June 15, 2022

OFFSEASON: Another Creepy Beach Town


OFFSEASON (Blu-ray Review)
2021 / 84 min
Review by Josey, the Sudden Cat🙀

Offseason begins promisingly, with young couple Marie (Jocelin Donahue) and George (Joe Swanberg) driving an empty highway to a small coastal town. At first, the bridgekeeper (Richard Brake) isn’t going to allow them in, claiming the tourist season is over. But after Jocelin shows him a letter from the local cemetery groundskeeper - informing her that her mother’s gravestone has been decimated - he reluctantly lets them pass.

However, the groundskeeper is nowhere to be found. In fact, hardly anybody seems to be around, save for some locals in the tavern, and none of them appear very helpful. Night has fallen by this time, and worse yet, George and Marie crash the car trying to leave town. When Marie awakens, George is gone. What follows is a series of bizarre, surreal encounters related to a pact the town’s ancestors made with a sea demon, of which Marie’s mother was complicit.


"Don't blame me...I wanted to go to Vegas."
It’s a familiar premise…the mysterious small town, oddly behaving locals, a dark secret, etc.
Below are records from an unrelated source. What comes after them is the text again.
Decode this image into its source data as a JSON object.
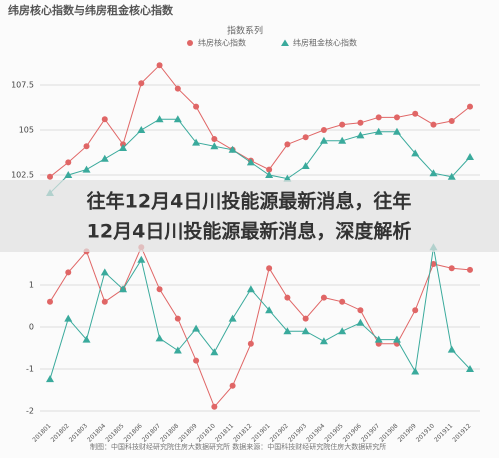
{
  "header": {
    "title": "纬房核心指数与纬房租金核心指数",
    "subtitle": "指数系列"
  },
  "overlay": {
    "lines": [
      "往年12月4日川投能源最新消息，往年",
      "12月4日川投能源最新消息，深度解析"
    ]
  },
  "footer": {
    "source": "制图：中国科技财经研究院住房大数据研究所  数据来源：中国科技财经研究院住房大数据研究所"
  },
  "chart_data": [
    {
      "type": "line",
      "ylim": [
        101.5,
        110
      ],
      "yticks": [
        102.5,
        105,
        107.5
      ],
      "grid": true,
      "series": [
        {
          "name": "纬房核心指数",
          "color": "#e06666",
          "marker": "circle",
          "values": [
            102.4,
            103.2,
            104.1,
            105.6,
            104.2,
            107.6,
            108.6,
            107.3,
            106.3,
            104.5,
            103.9,
            103.3,
            102.8,
            104.2,
            104.6,
            105.0,
            105.3,
            105.4,
            105.7,
            105.7,
            105.9,
            105.3,
            105.5,
            106.3
          ]
        },
        {
          "name": "纬房租金核心指数",
          "color": "#3aaa9c",
          "marker": "triangle",
          "values": [
            101.5,
            102.5,
            102.8,
            103.4,
            104.0,
            105.0,
            105.6,
            105.6,
            104.3,
            104.1,
            103.9,
            103.2,
            102.5,
            102.3,
            103.0,
            104.4,
            104.4,
            104.7,
            104.9,
            104.9,
            103.7,
            102.6,
            102.4,
            103.5
          ]
        }
      ]
    },
    {
      "type": "line",
      "ylim": [
        -2,
        2
      ],
      "yticks": [
        -2,
        -1,
        0,
        1
      ],
      "grid": true,
      "categories": [
        "201801",
        "201802",
        "201803",
        "201804",
        "201805",
        "201806",
        "201807",
        "201808",
        "201809",
        "201810",
        "201811",
        "201812",
        "201901",
        "201902",
        "201903",
        "201904",
        "201905",
        "201906",
        "201907",
        "201908",
        "201909",
        "201910",
        "201911",
        "201912"
      ],
      "series": [
        {
          "name": "纬房核心指数",
          "color": "#e06666",
          "marker": "circle",
          "values": [
            0.6,
            1.3,
            1.8,
            0.6,
            0.9,
            1.9,
            0.9,
            0.2,
            -0.8,
            -1.9,
            -1.4,
            -0.4,
            1.4,
            0.7,
            0.2,
            0.7,
            0.6,
            0.4,
            -0.4,
            -0.4,
            0.4,
            1.5,
            1.4,
            1.36
          ]
        },
        {
          "name": "纬房租金核心指数",
          "color": "#3aaa9c",
          "marker": "triangle",
          "values": [
            -1.24,
            0.2,
            -0.3,
            1.3,
            0.9,
            1.6,
            -0.27,
            -0.56,
            -0.04,
            -0.6,
            0.2,
            0.9,
            0.4,
            -0.1,
            -0.1,
            -0.34,
            -0.1,
            0.1,
            -0.3,
            -0.3,
            -1.06,
            1.9,
            -0.54,
            -1.0
          ]
        }
      ]
    }
  ]
}
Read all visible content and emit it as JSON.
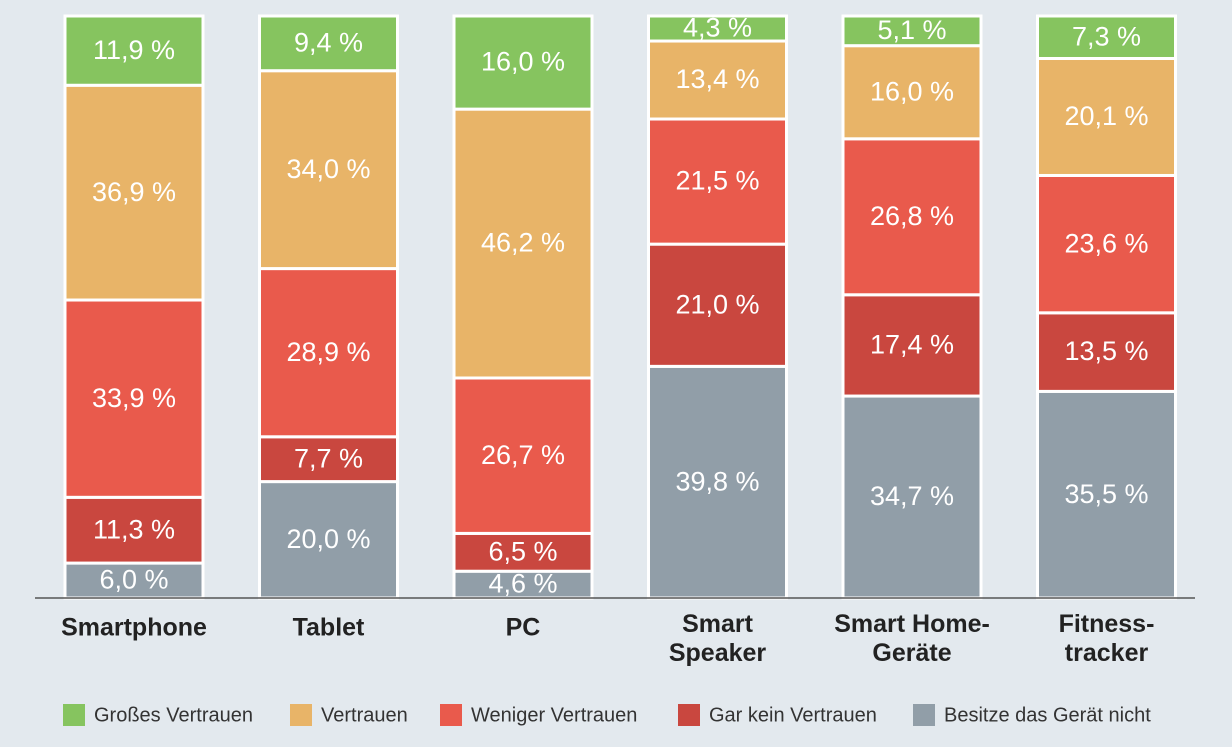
{
  "chart_data": {
    "type": "stacked-bar",
    "categories": [
      "Smartphone",
      "Tablet",
      "PC",
      "Smart Speaker",
      "Smart Home-Geräte",
      "Fitness-tracker"
    ],
    "series": [
      {
        "name": "Großes Vertrauen",
        "color": "#86c45f",
        "values": [
          11.9,
          9.4,
          16.0,
          4.3,
          5.1,
          7.3
        ],
        "value_labels": [
          "11,9 %",
          "9,4 %",
          "16,0 %",
          "4,3 %",
          "5,1 %",
          "7,3 %"
        ]
      },
      {
        "name": "Vertrauen",
        "color": "#e8b468",
        "values": [
          36.9,
          34.0,
          46.2,
          13.4,
          16.0,
          20.1
        ],
        "value_labels": [
          "36,9 %",
          "34,0 %",
          "46,2 %",
          "13,4 %",
          "16,0 %",
          "20,1 %"
        ]
      },
      {
        "name": "Weniger Vertrauen",
        "color": "#e95a4c",
        "values": [
          33.9,
          28.9,
          26.7,
          21.5,
          26.8,
          23.6
        ],
        "value_labels": [
          "33,9 %",
          "28,9 %",
          "26,7 %",
          "21,5 %",
          "26,8 %",
          "23,6 %"
        ]
      },
      {
        "name": "Gar kein Vertrauen",
        "color": "#c9473f",
        "values": [
          11.3,
          7.7,
          6.5,
          21.0,
          17.4,
          13.5
        ],
        "value_labels": [
          "11,3 %",
          "7,7 %",
          "6,5 %",
          "21,0 %",
          "17,4 %",
          "13,5 %"
        ]
      },
      {
        "name": "Besitze das Gerät nicht",
        "color": "#919ea8",
        "values": [
          6.0,
          20.0,
          4.6,
          39.8,
          34.7,
          35.5
        ],
        "value_labels": [
          "6,0 %",
          "20,0 %",
          "4,6 %",
          "39,8 %",
          "34,7 %",
          "35,5 %"
        ]
      }
    ]
  }
}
Offseason doesn’t score any points for originality, but at least writer-director Mickey Keating establishes an ominous tone with a dark, atmospheric setting similar to Dead & Buried, The Fog and, more recently, The Beach House (a criminally overlooked gem). Maybe it’s just me, but there’s something inherently creepy about small northern coastal towns.

Eerie aesthetics carry the film for a while, but it soon becomes apparent there isn’t really much of a story here, at least not one that warrants 84 minutes. Marie’s search for answers meanders a bit, taking too much time revealing plot twists that ultimately aren’t all that surprising, mainly because it’s a road well traveled.  Still, some scenes are undeniably effective - including a brief-but-chilling look at the sea demon - and the conclusion is kind of cool.


So even though it runs out of narrative gas pretty quickly - the story might have been better served as a short subject - Offseason is visually interesting enough to be worth checking out (though probably no more than once).